Robertson attacks the district court’s ruling on two grounds. First, Robertson argues that the district court’s reliance on the regulations is misplaced because the regulations conflict with the statute’s legislative history and with the structure of the statute. Second, Robertson argues that the plan covered employees other than partners and that ERISA therefore applies.

A.

ERISA authorizes the Secretary of Labor to “prescribe such regulations as he finds necessary or appropriate to carry out the provisions” of the statute. 29 U.S.C. § 1135. Pursuant to this authorization the Secretary prescribed regulations eliminating plans covering only partners from the scope of ERISA. The regulations prescribed by the Secretary are “entitled to considerable deference, and we will uphold any interpretation that is reasonably defensible.” Sure-Tan, Inc. v. National Labor Relations Board, 467 U.S. 883, 891, 104 S.Ct. 2803, 2809, 81 L.Ed.2d 732, 742 (1984). If a regulation is “not inconsistent” with the legislative history, we will sustain it. Lawrence County v. Lead-Deadwood School District No. 40-1, 469 U.S. 256, 262, 105 S.Ct. 695, 699, 83 L.Ed.2d 635, 641 (1985).

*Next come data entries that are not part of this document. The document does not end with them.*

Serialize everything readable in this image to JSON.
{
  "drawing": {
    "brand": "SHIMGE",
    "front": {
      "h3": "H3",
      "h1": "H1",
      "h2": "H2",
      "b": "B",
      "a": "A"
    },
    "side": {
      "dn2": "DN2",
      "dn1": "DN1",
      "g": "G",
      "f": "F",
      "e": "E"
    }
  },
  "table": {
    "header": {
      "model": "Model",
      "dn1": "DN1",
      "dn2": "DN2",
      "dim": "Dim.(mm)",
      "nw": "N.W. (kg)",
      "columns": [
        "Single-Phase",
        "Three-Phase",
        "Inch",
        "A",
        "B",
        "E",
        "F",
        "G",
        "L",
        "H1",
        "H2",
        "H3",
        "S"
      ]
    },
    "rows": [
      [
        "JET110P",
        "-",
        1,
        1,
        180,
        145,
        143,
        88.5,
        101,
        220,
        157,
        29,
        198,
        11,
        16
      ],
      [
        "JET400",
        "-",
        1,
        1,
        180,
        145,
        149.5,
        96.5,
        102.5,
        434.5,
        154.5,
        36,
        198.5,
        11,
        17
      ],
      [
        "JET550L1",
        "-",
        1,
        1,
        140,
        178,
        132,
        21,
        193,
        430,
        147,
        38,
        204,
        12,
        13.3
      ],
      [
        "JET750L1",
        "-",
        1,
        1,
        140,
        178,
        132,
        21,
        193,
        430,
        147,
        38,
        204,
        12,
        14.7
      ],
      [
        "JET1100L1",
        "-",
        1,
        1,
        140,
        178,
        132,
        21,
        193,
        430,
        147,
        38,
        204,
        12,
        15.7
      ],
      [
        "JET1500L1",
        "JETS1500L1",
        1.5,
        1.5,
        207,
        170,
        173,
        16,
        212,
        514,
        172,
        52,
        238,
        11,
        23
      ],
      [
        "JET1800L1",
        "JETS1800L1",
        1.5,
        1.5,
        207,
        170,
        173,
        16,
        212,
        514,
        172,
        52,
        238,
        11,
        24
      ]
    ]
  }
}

Robertson maintains that the regulations excluding partnership plans from ERISA coverage are inconsistent with the statute’s legislative history. We disagree. One of the purposes of ERISA was to correct the abuses occurring in the management of pension plans that constitute the retirement benefits held in trust for workers in traditional employer-employee relationships. See S.Rep.